He glanced at her, astonished—but realized that she was not joking.

“So there is a John Galt?” he asked slowly, “Yes.”

“That slang phrase refers to him?”

“Yes.”

“And it has some special meaning?”

“Oh yes! . . . There’s one thing I can tell you about him, because I discovered it earlier, without promise of secrecy: he is the man who invented the motor we found.”

“Oh!” He smiled, as if he should have known it. Then he said softly, with a glance that was almost compassion, “He’s the destroyer, isn’t he?” He saw her look of shock, and added, “No, don’t answer me, if you can’t. I think I know where you were. It was Quentin Daniels that you wanted to save from the destroyer, and you were following Daniels when you crashed, weren’t you?”

“Yes.”

“Good God, Dagny!—does such a place really exist? Are they all alive? Is there . . . ? I’m sorry. Don’t answer.”

She smiled. “It does exist.”

He remained silent for a long time.

“Hank, could you give up Rearden Steel?”

“No!” The answer was fiercely immediate, but he added, with the first sound of hopelessness in his voice, “Not yet.”

Then he looked at her, as if, in the transition of his three words, he had lived the course of her agony of the past month. “I see,” he said. He ran his hand over her forehead, with a gesture of understanding, of compassion, of an almost incredulous wonder. “What hell you’ve now undertaken to endure!” he said, his voice low.

She nodded.

She slipped down, to lie stretched, her face on his knees. He stroked her hair; he said, “We’ll fight the looters as long as we can. I don’t know what future is possible to us, but we’ll win or we’ll learn that it’s hopeless. Until we do, we’ll fight for our world. We’re all that’s left of it.”

She fell asleep, lying there, her hand clasping his. Her last awareness, before she surrendered the responsibility of consciousness, was the sense of an enormous void, the void of a city and of a continent where she would never be able to find the man whom she had no right to seek.

CHAPTER IV

ANTI-LIFE

James Taggart reached into the pocket of his dinner jacket, pulled out the first wad of paper he found, which was a hundred-dollar bill, and dropped it into the beggar’s hand.

He noticed that the beggar pocketed the money in a manner as indifferent as his own. “Thanks, bud.” said the beggar contemptuously, and walked away.

James Taggart remained still in the middle of the sidewalk, wondering what gave him a sense of shock and dread. It was not the man’s insolence—he had not sought any gratitude, he had not been moved by pity, his gesture had been automatic and meaningless. It was that the beggar acted as if he would have been indifferent had he received a hundred dollars or a dime or, failing to find any help whatever, had seen himself dying of starvation within this night. Taggart shuddered and walked brusquely on, the shudder serving to cut off the realization that the beggar’s mood matched his own.

The walls of the street around him had the stressed, unnatural clarity of a summer twilight, while an orange haze filled the channels of intersections and veiled the tiers of roofs, leaving him on a shrinking remnant of ground. The calendar in the sky seemed to stand insistently out of the haze, yellow like a page of old parchment, saying: August 5, No—he thought, in answer to things he had not named—it was not true, he felt fine, that’s why he wanted to do something tonight. He could not admit to himself that his peculiar restlessness came from a desire to experience pleasure; he could not admit that the particular pleasure he wanted was that of celebration, because he could not admit what it was that he wanted to celebrate.

This had been a day of intense activity, spent on words floating as vaguely as cotton, yet achieving a purpose as precisely as an adding machine, summing up to his full satisfaction. But his purpose and the nature of his satisfaction had to be kept as carefully hidden from himself as they had been from others; and his sudden craving for pleasure was a dangerous breach.

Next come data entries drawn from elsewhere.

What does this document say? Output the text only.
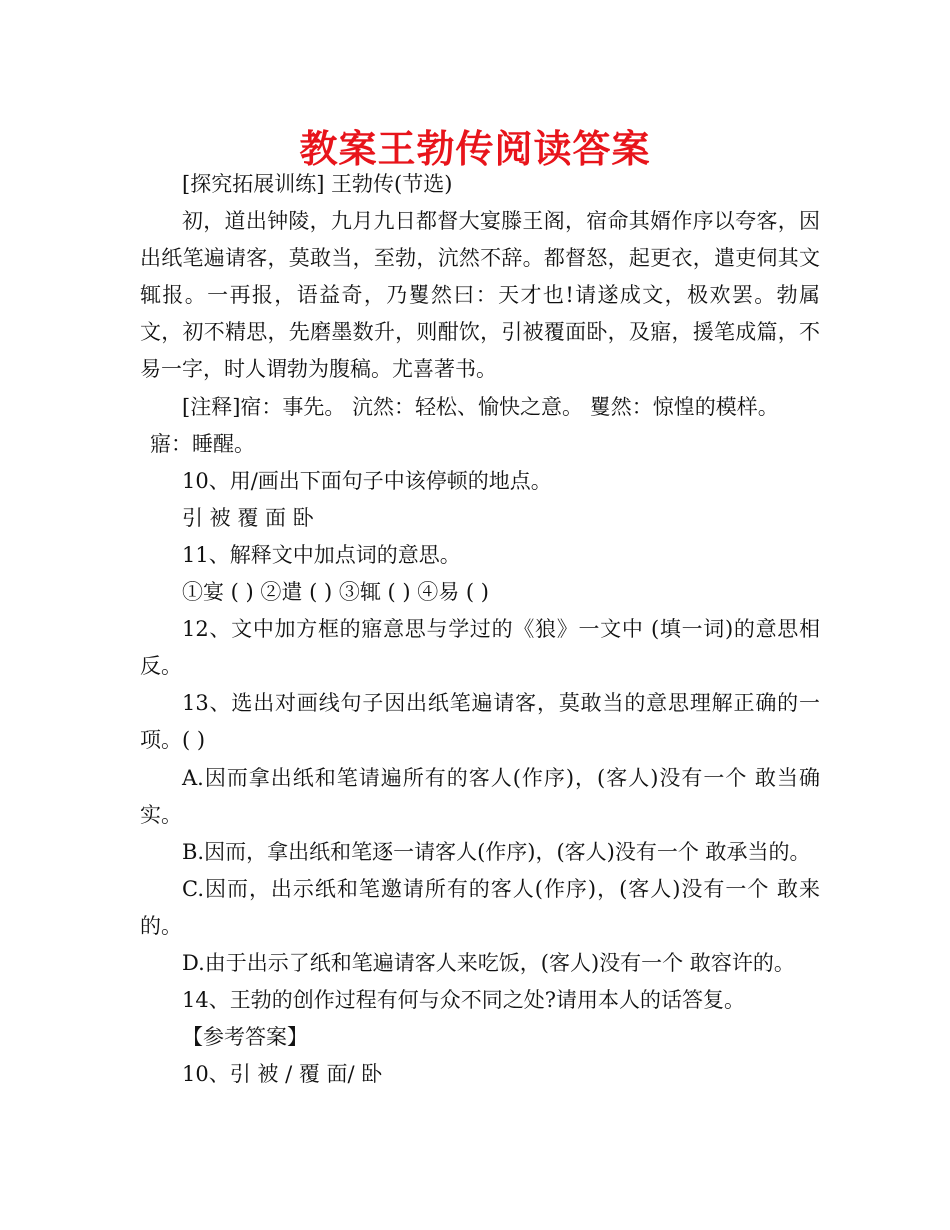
教案王勃传阅读答案

[探究拓展训练] 王勃传(节选)

初，道出钟陵，九月九日都督大宴滕王阁，宿命其婿作序以夸客，因出纸笔遍请客，莫敢当，至勃，沆然不辞。都督怒，起更衣，遣吏伺其文辄报。一再报，语益奇，乃矍然曰：天才也!请遂成文，极欢罢。勃属文，初不精思，先磨墨数升，则酣饮，引被覆面卧，及寤，援笔成篇，不易一字，时人谓勃为腹稿。尤喜著书。

[注释]宿：事先。 沆然：轻松、愉快之意。 矍然：惊惶的模样。

寤：睡醒。

10、用/画出下面句子中该停顿的地点。

引 被 覆 面 卧

11、解释文中加点词的意思。

①宴 ( ) ②遣 ( ) ③辄 ( ) ④易 ( )

12、文中加方框的寤意思与学过的《狼》一文中 (填一词)的意思相反。

13、选出对画线句子因出纸笔遍请客，莫敢当的意思理解正确的一项。( )

A.因而拿出纸和笔请遍所有的客人(作序)，(客人)没有一个 敢当确实。

B.因而，拿出纸和笔逐一请客人(作序)，(客人)没有一个 敢承当的。

C.因而，出示纸和笔邀请所有的客人(作序)，(客人)没有一个 敢来的。

D.由于出示了纸和笔遍请客人来吃饭，(客人)没有一个 敢容许的。

14、王勃的创作过程有何与众不同之处?请用本人的话答复。

【参考答案】

10、引 被 / 覆 面/ 卧
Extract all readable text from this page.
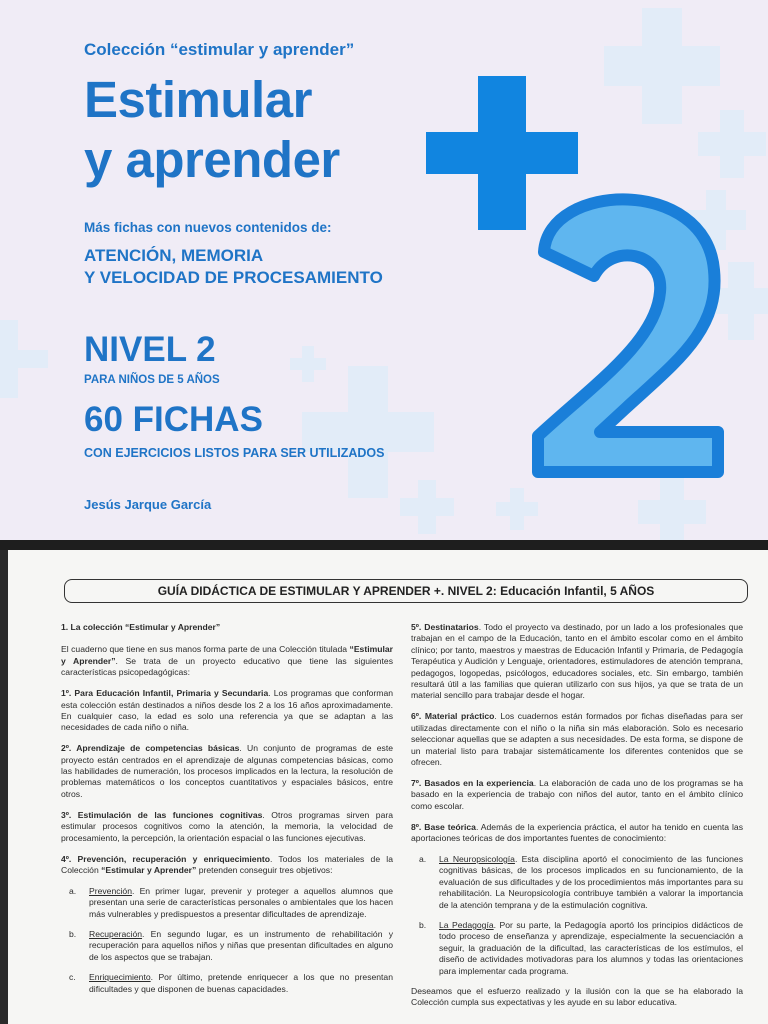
Colección “estimular y aprender”
Estimular
y aprender
Más fichas con nuevos contenidos de:
ATENCIÓN, MEMORIA
Y VELOCIDAD DE PROCESAMIENTO
NIVEL 2
PARA NIÑOS DE 5 AÑOS
60 FICHAS
CON EJERCICIOS LISTOS PARA SER UTILIZADOS
Jesús Jarque García
GUÍA DIDÁCTICA DE ESTIMULAR Y APRENDER +. NIVEL 2: Educación Infantil, 5 AÑOS

1. La colección “Estimular y Aprender”

El cuaderno que tiene en sus manos forma parte de una Colección titulada “Estimular y Aprender”. Se trata de un proyecto educativo que tiene las siguientes características psicopedagógicas:

1º. Para Educación Infantil, Primaria y Secundaria. Los programas que conforman esta colección están destinados a niños desde los 2 a los 16 años aproximadamente. En cualquier caso, la edad es solo una referencia ya que se adaptan a las necesidades de cada niño o niña.

2º. Aprendizaje de competencias básicas. Un conjunto de programas de este proyecto están centrados en el aprendizaje de algunas competencias básicas, como las habilidades de numeración, los procesos implicados en la lectura, la resolución de problemas matemáticos o los conceptos cuantitativos y espaciales básicos, entre otros.

3º. Estimulación de las funciones cognitivas. Otros programas sirven para estimular procesos cognitivos como la atención, la memoria, la velocidad de procesamiento, la percepción, la orientación espacial o las funciones ejecutivas.

4º. Prevención, recuperación y enriquecimiento. Todos los materiales de la Colección “Estimular y Aprender” pretenden conseguir tres objetivos:

a.	Prevención. En primer lugar, prevenir y proteger a aquellos alumnos que presentan una serie de características personales o ambientales que los hacen más vulnerables y predispuestos a presentar dificultades de aprendizaje.
b.	Recuperación. En segundo lugar, es un instrumento de rehabilitación y recuperación para aquellos niños y niñas que presentan dificultades en alguno de los aspectos que se trabajan.
c.	Enriquecimiento. Por último, pretende enriquecer a los que no presentan dificultades y que disponen de buenas capacidades.

5º. Destinatarios. Todo el proyecto va destinado, por un lado a los profesionales que trabajan en el campo de la Educación, tanto en el ámbito escolar como en el ámbito clínico; por tanto, maestros y maestras de Educación Infantil y Primaria, de Pedagogía Terapéutica y Audición y Lenguaje, orientadores, estimuladores de atención temprana, pedagogos, logopedas, psicólogos, educadores sociales, etc. Sin embargo, también resultará útil a las familias que quieran utilizarlo con sus hijos, ya que se trata de un material sencillo para trabajar desde el hogar.

6º. Material práctico. Los cuadernos están formados por fichas diseñadas para ser utilizadas directamente con el niño o la niña sin más elaboración. Solo es necesario seleccionar aquellas que se adapten a sus necesidades. De esta forma, se dispone de un material listo para trabajar sistemáticamente los diferentes contenidos que se ofrecen.

7º. Basados en la experiencia. La elaboración de cada uno de los programas se ha basado en la experiencia de trabajo con niños del autor, tanto en el ámbito clínico como escolar.

8º. Base teórica. Además de la experiencia práctica, el autor ha tenido en cuenta las aportaciones teóricas de dos importantes fuentes de conocimiento:

a.	La Neuropsicología. Esta disciplina aportó el conocimiento de las funciones cognitivas básicas, de los procesos implicados en su funcionamiento, de la evaluación de sus dificultades y de los procedimientos más importantes para su rehabilitación. La Neuropsicología contribuye también a valorar la importancia de la atención temprana y de la estimulación cognitiva.
b.	La Pedagogía. Por su parte, la Pedagogía aportó los principios didácticos de todo proceso de enseñanza y aprendizaje, especialmente la secuenciación a seguir, la graduación de la dificultad, las características de los estímulos, el diseño de actividades motivadoras para los alumnos y todas las orientaciones para implementar cada programa.

Deseamos que el esfuerzo realizado y la ilusión con la que se ha elaborado la Colección cumpla sus expectativas y les ayude en su labor educativa.
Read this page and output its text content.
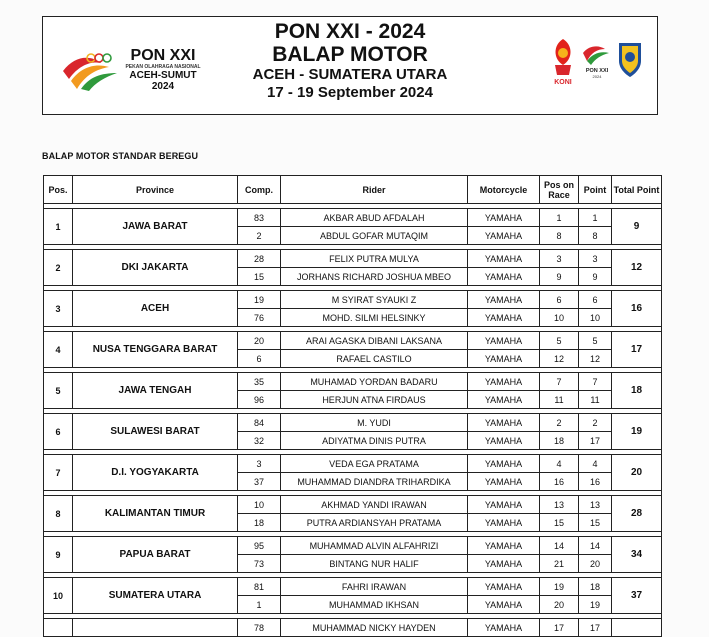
PON XXI
PEKAN OLAHRAGA NASIONAL
ACEH-SUMUT
2024
PON XXI - 2024
BALAP MOTOR
ACEH - SUMATERA UTARA
17 - 19 September 2024
KONI
PON XXI
2024
BALAP MOTOR STANDAR BEREGU
Pos.	Province	Comp.	Rider	Motorcycle	Pos on Race	Point	Total Point

1	JAWA BARAT	83	AKBAR ABUD AFDALAH	YAMAHA	1	1	9
		2	ABDUL GOFAR MUTAQIM	YAMAHA	8	8	

2	DKI JAKARTA	28	FELIX PUTRA MULYA	YAMAHA	3	3	12
		15	JORHANS RICHARD JOSHUA MBEO	YAMAHA	9	9	

3	ACEH	19	M SYIRAT SYAUKI Z	YAMAHA	6	6	16
		76	MOHD. SILMI HELSINKY	YAMAHA	10	10	

4	NUSA TENGGARA BARAT	20	ARAI AGASKA DIBANI LAKSANA	YAMAHA	5	5	17
		6	RAFAEL CASTILO	YAMAHA	12	12	

5	JAWA TENGAH	35	MUHAMAD YORDAN BADARU	YAMAHA	7	7	18
		96	HERJUN ATNA FIRDAUS	YAMAHA	11	11	

6	SULAWESI BARAT	84	M. YUDI	YAMAHA	2	2	19
		32	ADIYATMA DINIS PUTRA	YAMAHA	18	17	

7	D.I. YOGYAKARTA	3	VEDA EGA PRATAMA	YAMAHA	4	4	20
		37	MUHAMMAD DIANDRA TRIHARDIKA	YAMAHA	16	16	

8	KALIMANTAN TIMUR	10	AKHMAD YANDI IRAWAN	YAMAHA	13	13	28
		18	PUTRA ARDIANSYAH PRATAMA	YAMAHA	15	15	

9	PAPUA BARAT	95	MUHAMMAD ALVIN ALFAHRIZI	YAMAHA	14	14	34
		73	BINTANG NUR HALIF	YAMAHA	21	20	

10	SUMATERA UTARA	81	FAHRI IRAWAN	YAMAHA	19	18	37
		1	MUHAMMAD IKHSAN	YAMAHA	20	19	

		78	MUHAMMAD NICKY HAYDEN	YAMAHA	17	17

The day had started with a small luncheon in the hotel suite of a visiting Argentinian legislator, where a few people of various nationalities had talked at leisurely length about the climate of Argentina, its soil, its resources, the needs of its people, the value of a dynamic, progressive attitude toward the future—and had mentioned, as the briefest topic of conversation, that Argentina would be declared a People’s State within two weeks.

It had been followed by a few cocktails at the home of Orren Boyle, with only one unobtrusive gentleman from Argentina sitting silently in a corner, while two executives from Washington and a few friends of unspecified positions had talked about national resources, metallurgy, mineralogy, neighborly duties and the welfare of the globe—and had mentioned that a loan of four billion dollars would be granted within three weeks to the People’s State of Argentina and the People’s State of Chile.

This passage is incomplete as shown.